The IT Industry’s Most Frequent Typo: On-Premise vs. On-Premises
Throughout my 25+ year career in the IT industry, I’ve developed a significant pet peeve – high-tech vendors incorrectly saying “on-premise” when they really mean “on-premises.” So, let’s clear this matter up right now.
“On-premises” means on site. According to the Merriam-Webster Dictionary, it means, “inside a building or on the area of land that it is on.” Examples with and without hyphens include:
- “… available in both on-premises and cloud-based offerings.”
- “… experienced consultants available to work on premises.”
- “… has received numerous accolades for its on-premises solutions.”

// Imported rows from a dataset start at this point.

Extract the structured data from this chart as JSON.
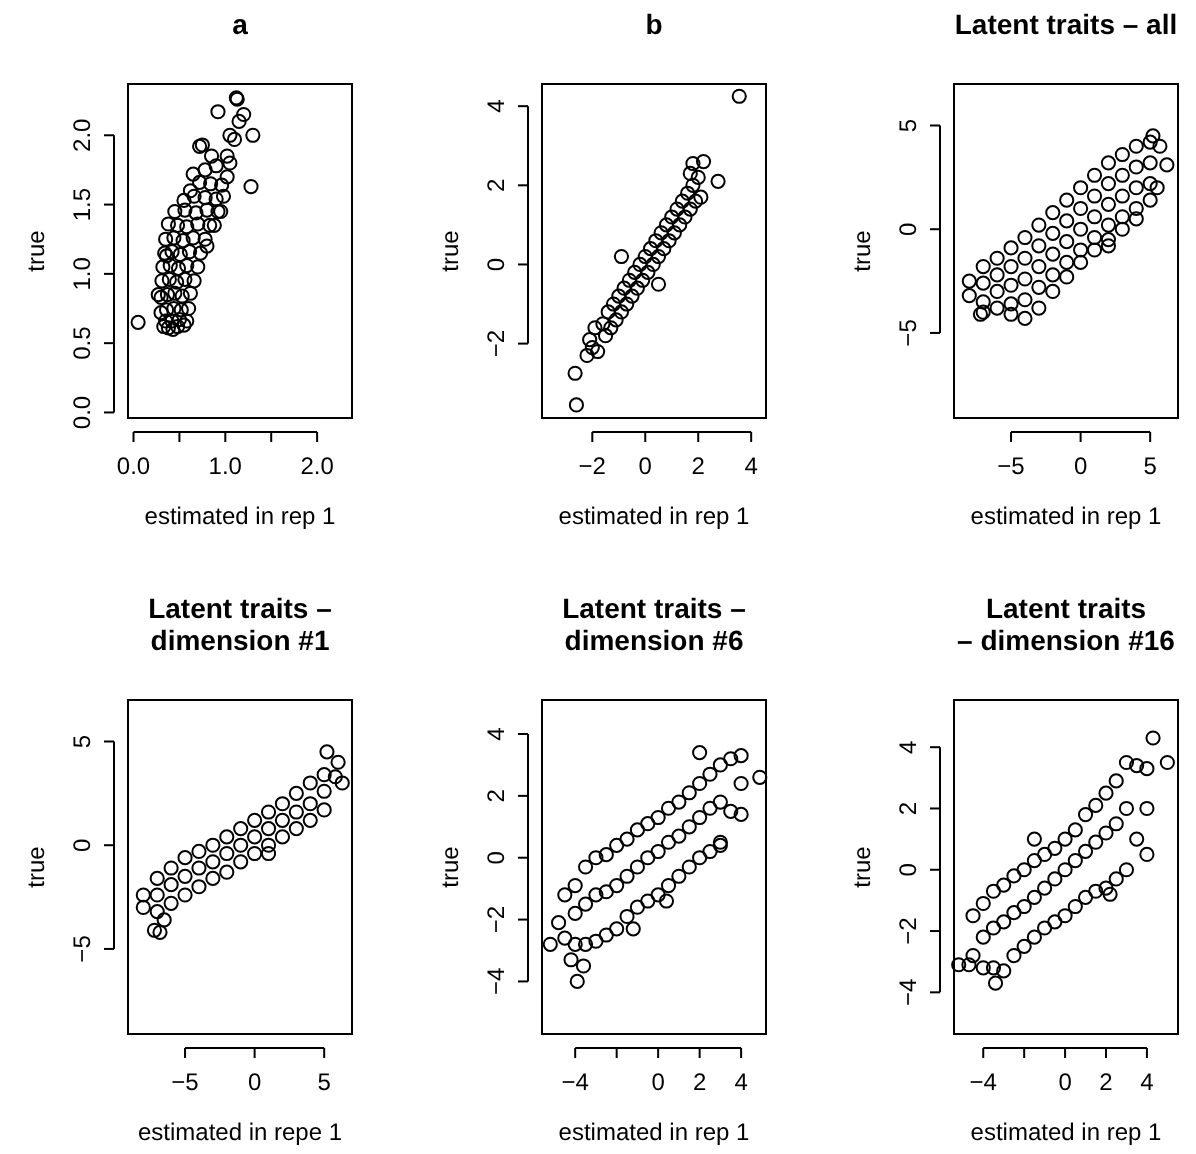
{
  "chart_data": [
    {
      "type": "scatter",
      "title": "a",
      "xlabel": "estimated in rep 1",
      "ylabel": "true",
      "marker": "circle",
      "xlim": [
        -0.06,
        2.38
      ],
      "ylim": [
        -0.04,
        2.37
      ],
      "xticks": [
        {
          "value": 0,
          "label": "0.0"
        },
        {
          "value": 0.5,
          "label": null
        },
        {
          "value": 1,
          "label": "1.0"
        },
        {
          "value": 1.5,
          "label": null
        },
        {
          "value": 2,
          "label": "2.0"
        }
      ],
      "yticks": [
        {
          "value": 0,
          "label": "0.0"
        },
        {
          "value": 0.5,
          "label": "0.5"
        },
        {
          "value": 1,
          "label": "1.0"
        },
        {
          "value": 1.5,
          "label": "1.5"
        },
        {
          "value": 2,
          "label": "2.0"
        }
      ],
      "x": [
        0.33,
        0.38,
        0.43,
        0.48,
        0.55,
        0.58,
        0.35,
        0.42,
        0.5,
        0.3,
        0.36,
        0.44,
        0.52,
        0.6,
        0.3,
        0.37,
        0.45,
        0.53,
        0.62,
        0.31,
        0.39,
        0.47,
        0.56,
        0.66,
        0.32,
        0.4,
        0.49,
        0.58,
        0.7,
        0.34,
        0.42,
        0.51,
        0.61,
        0.73,
        0.8,
        0.35,
        0.44,
        0.54,
        0.65,
        0.78,
        0.38,
        0.48,
        0.58,
        0.7,
        0.83,
        0.88,
        0.45,
        0.56,
        0.68,
        0.8,
        0.92,
        0.55,
        0.66,
        0.78,
        0.9,
        0.98,
        0.62,
        0.72,
        0.84,
        0.96,
        1.02,
        0.65,
        0.78,
        0.9,
        1.05,
        0.85,
        1.02,
        0.05,
        0.27,
        0.36,
        0.72,
        0.75,
        0.92,
        1.12,
        1.13,
        1.2,
        1.15,
        1.05,
        1.3,
        1.28,
        1.1,
        0.95
      ],
      "series": [
        {
          "color": "#000000",
          "values": [
            0.62,
            0.61,
            0.6,
            0.62,
            0.63,
            0.66,
            0.66,
            0.66,
            0.67,
            0.72,
            0.74,
            0.75,
            0.74,
            0.75,
            0.83,
            0.85,
            0.86,
            0.84,
            0.86,
            0.95,
            0.96,
            0.94,
            0.96,
            0.95,
            1.05,
            1.06,
            1.04,
            1.06,
            1.05,
            1.15,
            1.16,
            1.14,
            1.16,
            1.15,
            1.2,
            1.25,
            1.26,
            1.24,
            1.26,
            1.25,
            1.36,
            1.35,
            1.34,
            1.36,
            1.35,
            1.35,
            1.45,
            1.46,
            1.44,
            1.46,
            1.45,
            1.53,
            1.56,
            1.55,
            1.54,
            1.56,
            1.6,
            1.66,
            1.65,
            1.64,
            1.7,
            1.72,
            1.75,
            1.78,
            1.8,
            1.85,
            1.85,
            0.65,
            0.85,
            1.13,
            1.92,
            1.93,
            2.17,
            2.27,
            2.26,
            2.15,
            2.1,
            2.0,
            2.0,
            1.63,
            1.97,
            1.45
          ]
        }
      ]
    },
    {
      "type": "scatter",
      "title": "b",
      "xlabel": "estimated in rep 1",
      "ylabel": "true",
      "marker": "circle",
      "xlim": [
        -3.9,
        4.56
      ],
      "ylim": [
        -3.88,
        4.56
      ],
      "xticks": [
        -2,
        0,
        2,
        4
      ],
      "yticks": [
        -2,
        0,
        2,
        4
      ],
      "x": [
        -2.2,
        -2.1,
        -2.0,
        -1.9,
        -1.8,
        -1.6,
        -1.5,
        -1.4,
        -1.3,
        -1.2,
        -1.1,
        -1.0,
        -0.9,
        -0.8,
        -0.7,
        -0.6,
        -0.5,
        -0.4,
        -0.3,
        -0.2,
        -0.1,
        0,
        0.1,
        0.2,
        0.3,
        0.4,
        0.5,
        0.6,
        0.7,
        0.8,
        0.9,
        1.0,
        1.1,
        1.2,
        1.3,
        1.4,
        1.5,
        1.6,
        1.7,
        1.8,
        1.9,
        2.0,
        2.1,
        1.7,
        -0.9,
        0.5,
        3.55,
        -2.65,
        -2.6,
        2.75,
        2.2,
        1.8
      ],
      "series": [
        {
          "color": "#000000",
          "values": [
            -2.3,
            -1.9,
            -2.1,
            -1.6,
            -2.2,
            -1.5,
            -1.8,
            -1.2,
            -1.6,
            -1.0,
            -1.4,
            -0.8,
            -1.2,
            -0.6,
            -1.0,
            -0.4,
            -0.8,
            -0.2,
            -0.6,
            0.0,
            -0.4,
            0.2,
            -0.2,
            0.4,
            0.0,
            0.6,
            0.2,
            0.8,
            0.4,
            1.0,
            0.6,
            1.2,
            0.8,
            1.4,
            1.0,
            1.6,
            1.2,
            1.8,
            1.4,
            2.0,
            1.6,
            2.2,
            1.7,
            2.3,
            0.2,
            -0.5,
            4.25,
            -2.75,
            -3.55,
            2.1,
            2.6,
            2.55
          ]
        }
      ]
    },
    {
      "type": "scatter",
      "title": "Latent traits – all",
      "xlabel": "estimated in rep 1",
      "ylabel": "true",
      "marker": "circle",
      "xlim": [
        -9.1,
        7.0
      ],
      "ylim": [
        -9.1,
        7.0
      ],
      "xticks": [
        -5,
        0,
        5
      ],
      "yticks": [
        -5,
        0,
        5
      ],
      "x": [
        -8,
        -8,
        -7,
        -7,
        -7,
        -6,
        -6,
        -6,
        -6,
        -5,
        -5,
        -5,
        -5,
        -5,
        -4,
        -4,
        -4,
        -4,
        -4,
        -3,
        -3,
        -3,
        -3,
        -3,
        -2,
        -2,
        -2,
        -2,
        -2,
        -1,
        -1,
        -1,
        -1,
        -1,
        0,
        0,
        0,
        0,
        0,
        1,
        1,
        1,
        1,
        1,
        2,
        2,
        2,
        2,
        2,
        3,
        3,
        3,
        3,
        3,
        4,
        4,
        4,
        4,
        4,
        5,
        5,
        5,
        5,
        -7.2,
        -7,
        2,
        6.2,
        5.7,
        5.2,
        5.5
      ],
      "series": [
        {
          "color": "#000000",
          "values": [
            -2.5,
            -3.2,
            -1.8,
            -2.6,
            -3.5,
            -1.4,
            -2.2,
            -3.0,
            -3.8,
            -0.9,
            -1.8,
            -2.7,
            -3.6,
            -4.1,
            -0.4,
            -1.4,
            -2.4,
            -3.4,
            -4.3,
            0.2,
            -0.8,
            -1.8,
            -2.8,
            -3.8,
            0.8,
            -0.2,
            -1.2,
            -2.2,
            -3.0,
            1.4,
            0.4,
            -0.6,
            -1.6,
            -2.3,
            2.0,
            1.0,
            0,
            -1.0,
            -1.6,
            2.6,
            1.6,
            0.6,
            -0.4,
            -1.0,
            3.2,
            2.2,
            1.2,
            0.2,
            -0.5,
            3.6,
            2.6,
            1.6,
            0.6,
            0,
            4.0,
            3.0,
            2.0,
            1.0,
            0.5,
            4.2,
            3.2,
            2.2,
            1.4,
            -4.1,
            -4.0,
            -0.8,
            3.1,
            4.0,
            4.5,
            2.0
          ]
        }
      ]
    },
    {
      "type": "scatter",
      "title": "Latent traits –\ndimension #1",
      "xlabel": "estimated in repe 1",
      "ylabel": "true",
      "marker": "circle",
      "xlim": [
        -9.1,
        7.0
      ],
      "ylim": [
        -9.1,
        7.0
      ],
      "xticks": [
        -5,
        0,
        5
      ],
      "yticks": [
        -5,
        0,
        5
      ],
      "x": [
        -8,
        -8,
        -7,
        -7,
        -7,
        -6,
        -6,
        -6,
        -5,
        -5,
        -5,
        -4,
        -4,
        -4,
        -3,
        -3,
        -3,
        -2,
        -2,
        -2,
        -1,
        -1,
        -1,
        0,
        0,
        0,
        1,
        1,
        1,
        2,
        2,
        2,
        3,
        3,
        3,
        4,
        4,
        4,
        5,
        5,
        5,
        -7.2,
        -6.8,
        -6.5,
        5.2,
        6,
        6.3,
        5.8,
        1
      ],
      "series": [
        {
          "color": "#000000",
          "values": [
            -2.4,
            -3.0,
            -1.6,
            -2.4,
            -3.2,
            -1.1,
            -1.9,
            -2.8,
            -0.6,
            -1.5,
            -2.4,
            -0.3,
            -1.1,
            -2.0,
            0,
            -0.8,
            -1.6,
            0.4,
            -0.4,
            -1.3,
            0.8,
            0,
            -0.8,
            1.2,
            0.4,
            -0.4,
            1.6,
            0.8,
            0,
            2.0,
            1.2,
            0.4,
            2.5,
            1.6,
            0.8,
            3.0,
            2.0,
            1.2,
            3.4,
            2.6,
            1.7,
            -4.1,
            -4.2,
            -3.6,
            4.5,
            4.0,
            3.0,
            3.3,
            -0.4
          ]
        }
      ]
    },
    {
      "type": "scatter",
      "title": "Latent traits –\ndimension #6",
      "xlabel": "estimated in rep 1",
      "ylabel": "true",
      "marker": "circle",
      "xlim": [
        -5.6,
        5.2
      ],
      "ylim": [
        -5.7,
        5.1
      ],
      "xticks": [
        -4,
        {
          "value": -2,
          "label": null
        },
        0,
        2,
        4
      ],
      "yticks": [
        -4,
        -2,
        0,
        2,
        4
      ],
      "x": [
        -4.5,
        -4.5,
        -4,
        -4,
        -4,
        -3.5,
        -3.5,
        -3.5,
        -3,
        -3,
        -3,
        -2.5,
        -2.5,
        -2.5,
        -2,
        -2,
        -2,
        -1.5,
        -1.5,
        -1.5,
        -1,
        -1,
        -1,
        -0.5,
        -0.5,
        -0.5,
        0,
        0,
        0,
        0.5,
        0.5,
        0.5,
        1,
        1,
        1,
        1.5,
        1.5,
        1.5,
        2,
        2,
        2,
        2.5,
        2.5,
        2.5,
        3,
        3,
        3,
        3.5,
        3.5,
        4,
        4,
        4,
        -3.9,
        -3.6,
        -4.2,
        -5.2,
        -4.8,
        2,
        4.9,
        3,
        -1.2,
        0.4
      ],
      "series": [
        {
          "color": "#000000",
          "values": [
            -1.2,
            -2.6,
            -0.9,
            -1.8,
            -2.8,
            -0.3,
            -1.5,
            -2.8,
            0,
            -1.2,
            -2.7,
            0.1,
            -1.1,
            -2.5,
            0.4,
            -0.9,
            -2.3,
            0.6,
            -0.6,
            -1.9,
            0.9,
            -0.3,
            -1.6,
            1.1,
            0,
            -1.4,
            1.3,
            0.2,
            -1.2,
            1.6,
            0.5,
            -0.9,
            1.8,
            0.7,
            -0.6,
            2.1,
            1.0,
            -0.3,
            2.4,
            1.3,
            0,
            2.7,
            1.6,
            0.2,
            3.0,
            1.8,
            0.5,
            3.2,
            1.5,
            3.3,
            2.4,
            1.4,
            -4.0,
            -3.5,
            -3.3,
            -2.8,
            -2.1,
            3.4,
            2.6,
            0.4,
            -2.3,
            -1.4
          ]
        }
      ]
    },
    {
      "type": "scatter",
      "title": "Latent traits\n– dimension #16",
      "xlabel": "estimated in rep 1",
      "ylabel": "true",
      "marker": "circle",
      "xlim": [
        -5.43,
        5.52
      ],
      "ylim": [
        -5.36,
        5.54
      ],
      "xticks": [
        -4,
        {
          "value": -2,
          "label": null
        },
        0,
        2,
        4
      ],
      "yticks": [
        -4,
        -2,
        0,
        2,
        4
      ],
      "x": [
        -4.5,
        -4.5,
        -4,
        -4,
        -4,
        -3.5,
        -3.5,
        -3.5,
        -3,
        -3,
        -3,
        -2.5,
        -2.5,
        -2.5,
        -2,
        -2,
        -2,
        -1.5,
        -1.5,
        -1.5,
        -1,
        -1,
        -1,
        -0.5,
        -0.5,
        -0.5,
        0,
        0,
        0,
        0.5,
        0.5,
        0.5,
        1,
        1,
        1,
        1.5,
        1.5,
        1.5,
        2,
        2,
        2,
        2.5,
        2.5,
        2.5,
        3,
        3,
        3,
        3.5,
        3.5,
        4,
        4,
        4,
        4.3,
        5,
        -3.4,
        2.2,
        -1.5,
        -5.2,
        -4.7
      ],
      "series": [
        {
          "color": "#000000",
          "values": [
            -1.5,
            -2.8,
            -1.1,
            -2.2,
            -3.2,
            -0.7,
            -1.9,
            -3.2,
            -0.5,
            -1.7,
            -3.3,
            -0.2,
            -1.4,
            -2.8,
            0,
            -1.2,
            -2.5,
            0.3,
            -0.9,
            -2.2,
            0.5,
            -0.6,
            -1.9,
            0.7,
            -0.3,
            -1.7,
            1.0,
            0,
            -1.5,
            1.3,
            0.3,
            -1.2,
            1.8,
            0.6,
            -0.9,
            2.1,
            0.9,
            -0.7,
            2.5,
            1.2,
            -0.6,
            2.9,
            1.5,
            -0.3,
            3.5,
            2.0,
            0,
            3.4,
            1.0,
            3.3,
            2.0,
            0.5,
            4.3,
            3.5,
            -3.7,
            -0.8,
            1.0,
            -3.1,
            -3.1
          ]
        }
      ]
    }
  ]
}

I know this last example sounds awkward: “on-premises solutions.” It’s hard to tell where one word ends and the other begins. I’m sorry, but you’re just going to have to deal with it.

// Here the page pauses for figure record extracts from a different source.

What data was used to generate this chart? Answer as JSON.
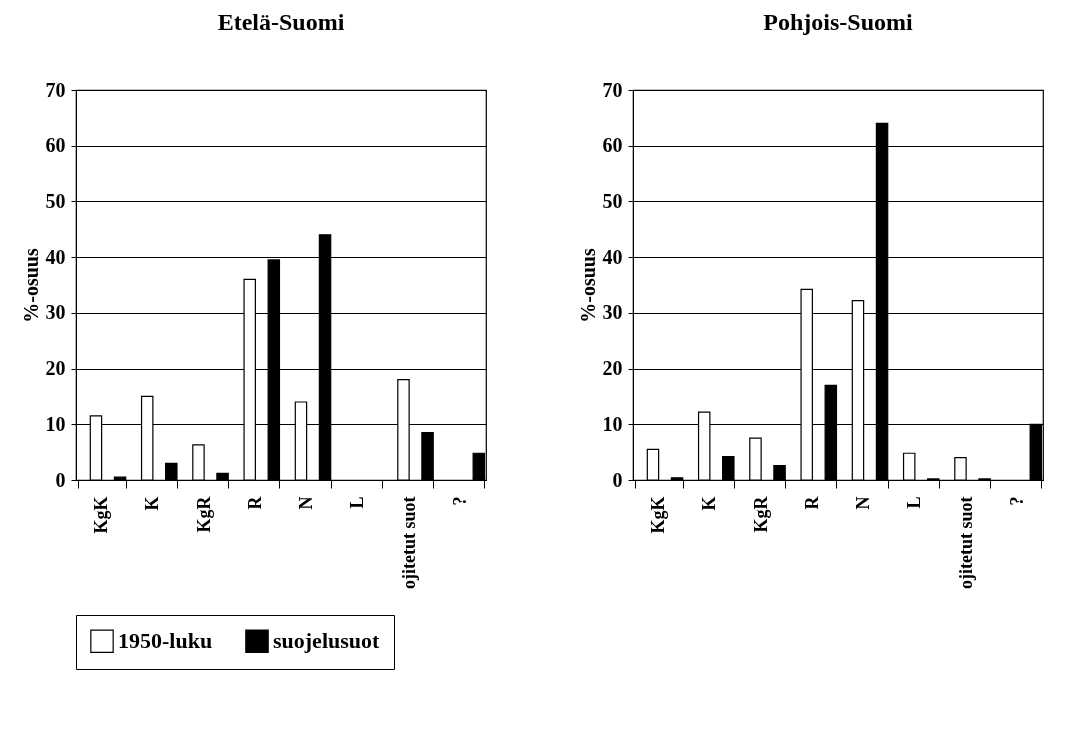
{
  "chart_data": [
    {
      "type": "bar",
      "title": "Etelä-Suomi",
      "ylabel": "%-osuus",
      "categories": [
        "KgK",
        "K",
        "KgR",
        "R",
        "N",
        "L",
        "ojitetut suot",
        "?"
      ],
      "series": [
        {
          "name": "1950-luku",
          "color": "#ffffff",
          "values": [
            11.5,
            15,
            6.3,
            36,
            14,
            null,
            18,
            null
          ]
        },
        {
          "name": "suojelusuot",
          "color": "#000000",
          "values": [
            0.5,
            3,
            1.2,
            39.5,
            44,
            null,
            8.5,
            4.8
          ]
        }
      ],
      "ylim": [
        0,
        70
      ],
      "yticks": [
        0,
        10,
        20,
        30,
        40,
        50,
        60,
        70
      ],
      "grid": "y",
      "legend": "bottom"
    },
    {
      "type": "bar",
      "title": "Pohjois-Suomi",
      "ylabel": "%-osuus",
      "categories": [
        "KgK",
        "K",
        "KgR",
        "R",
        "N",
        "L",
        "ojitetut suot",
        "?"
      ],
      "series": [
        {
          "name": "1950-luku",
          "color": "#ffffff",
          "values": [
            5.5,
            12.2,
            7.5,
            34.2,
            32.2,
            4.8,
            4,
            null
          ]
        },
        {
          "name": "suojelusuot",
          "color": "#000000",
          "values": [
            0.4,
            4.2,
            2.6,
            17,
            64,
            0.2,
            0.2,
            10
          ]
        }
      ],
      "ylim": [
        0,
        70
      ],
      "yticks": [
        0,
        10,
        20,
        30,
        40,
        50,
        60,
        70
      ],
      "grid": "y",
      "legend": "bottom"
    }
  ]
}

“On-premise” means on point. According to the Merriam-Webster Dictionary, premise means, “a proposition antecedently supposed or proved as a basis of argument or inference.” I won’t provide examples of on-premise in a sentence because, technically, the term doesn’t exist.
The Debate Amongst Marketing Professionals
There are some marketing professionals who feel that on-premise is acceptable because it’s widely used and it just sounds better. I’m not one of them.

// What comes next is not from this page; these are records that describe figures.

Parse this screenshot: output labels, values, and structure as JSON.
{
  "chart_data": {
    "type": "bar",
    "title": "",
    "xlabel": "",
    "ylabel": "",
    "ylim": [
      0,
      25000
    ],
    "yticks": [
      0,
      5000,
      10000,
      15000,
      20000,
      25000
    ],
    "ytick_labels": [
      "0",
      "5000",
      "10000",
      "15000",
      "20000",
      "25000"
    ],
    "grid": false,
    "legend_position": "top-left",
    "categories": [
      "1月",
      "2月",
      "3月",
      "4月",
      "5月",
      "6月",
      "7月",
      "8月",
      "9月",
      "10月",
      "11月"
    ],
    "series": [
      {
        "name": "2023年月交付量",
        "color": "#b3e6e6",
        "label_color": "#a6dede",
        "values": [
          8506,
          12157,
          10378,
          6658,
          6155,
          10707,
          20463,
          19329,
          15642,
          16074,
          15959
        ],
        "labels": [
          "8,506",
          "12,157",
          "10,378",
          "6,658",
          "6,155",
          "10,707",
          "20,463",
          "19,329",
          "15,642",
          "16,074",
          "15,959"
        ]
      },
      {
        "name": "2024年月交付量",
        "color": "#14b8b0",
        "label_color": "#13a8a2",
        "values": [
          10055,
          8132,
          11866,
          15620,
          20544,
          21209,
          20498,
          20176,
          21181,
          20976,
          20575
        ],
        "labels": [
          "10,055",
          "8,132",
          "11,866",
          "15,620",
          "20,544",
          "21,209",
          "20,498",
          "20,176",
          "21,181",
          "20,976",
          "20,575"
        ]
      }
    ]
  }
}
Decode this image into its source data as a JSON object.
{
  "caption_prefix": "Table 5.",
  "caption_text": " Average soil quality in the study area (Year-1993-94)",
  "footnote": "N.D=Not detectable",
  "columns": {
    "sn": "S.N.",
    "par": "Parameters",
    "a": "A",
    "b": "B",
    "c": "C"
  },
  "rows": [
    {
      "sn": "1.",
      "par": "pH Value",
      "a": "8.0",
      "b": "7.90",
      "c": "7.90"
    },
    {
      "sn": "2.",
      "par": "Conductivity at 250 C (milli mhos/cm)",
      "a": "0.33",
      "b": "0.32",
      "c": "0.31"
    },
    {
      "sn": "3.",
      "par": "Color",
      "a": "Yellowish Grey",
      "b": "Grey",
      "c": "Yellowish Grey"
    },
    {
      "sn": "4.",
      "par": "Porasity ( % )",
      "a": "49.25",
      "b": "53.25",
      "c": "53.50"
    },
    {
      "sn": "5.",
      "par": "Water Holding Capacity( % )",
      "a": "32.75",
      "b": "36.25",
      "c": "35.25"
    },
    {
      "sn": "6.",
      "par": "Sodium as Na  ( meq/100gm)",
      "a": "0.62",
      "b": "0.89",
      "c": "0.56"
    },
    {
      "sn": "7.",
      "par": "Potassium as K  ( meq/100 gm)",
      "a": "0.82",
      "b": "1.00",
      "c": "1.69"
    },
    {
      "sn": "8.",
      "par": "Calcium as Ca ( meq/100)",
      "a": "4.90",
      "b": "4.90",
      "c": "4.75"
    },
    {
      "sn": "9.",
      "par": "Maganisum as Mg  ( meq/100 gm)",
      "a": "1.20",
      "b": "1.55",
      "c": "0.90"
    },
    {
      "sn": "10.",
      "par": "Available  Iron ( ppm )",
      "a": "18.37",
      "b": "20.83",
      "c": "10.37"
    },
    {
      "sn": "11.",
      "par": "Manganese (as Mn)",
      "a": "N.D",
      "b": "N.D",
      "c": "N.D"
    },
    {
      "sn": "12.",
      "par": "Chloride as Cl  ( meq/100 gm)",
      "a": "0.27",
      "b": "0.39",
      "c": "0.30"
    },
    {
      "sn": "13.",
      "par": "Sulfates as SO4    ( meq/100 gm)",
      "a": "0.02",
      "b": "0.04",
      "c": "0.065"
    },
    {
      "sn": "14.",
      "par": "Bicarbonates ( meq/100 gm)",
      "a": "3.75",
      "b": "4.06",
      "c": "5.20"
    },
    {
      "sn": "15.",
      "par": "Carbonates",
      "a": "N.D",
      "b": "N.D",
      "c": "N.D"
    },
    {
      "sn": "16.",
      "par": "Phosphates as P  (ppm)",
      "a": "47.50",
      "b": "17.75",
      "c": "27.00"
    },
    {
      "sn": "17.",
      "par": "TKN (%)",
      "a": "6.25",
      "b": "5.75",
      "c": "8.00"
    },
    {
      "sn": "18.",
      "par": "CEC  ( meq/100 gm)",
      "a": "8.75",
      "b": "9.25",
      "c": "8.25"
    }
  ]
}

Whenever I see on-premise in a trade show booth graphic, in an online ad, or in a product brochure, I always assume that the copy was written by an inexperienced marketing person. And I know, for certain, there are others out there who feel exactly the same way.
In my view, there’s little upside to embracing on-premise. The biggest downside, aside from people like me rolling their eyes, is IT decision makers who fail to shortlist your offering because they feel your messaging is unprofessional. I’ll concede this isn’t terribly likely, especially since most people aren’t grammar geeks like me, but it absolutely could happen. Why take the risk?
Is “On-Prem” Acceptable?
Sure, in certain instances. I think on-prem is great when spoken verbally or when it appears in more casual content assets, such as blogs. But for websites and formal marketing communications, stick with on-premises.
What About the Hyphen?
Fair question. In practice, it seems that most high-tech vendors stick with the hyphen (i.e., on-premises) in all situations. I would definitely use the hyphen if on-premises is meant to be used as an adjective (e.g., on-premises solutions). But if it’s meant to be used as a noun, then I’m fine either way (e.g., work on premises, work on-premises).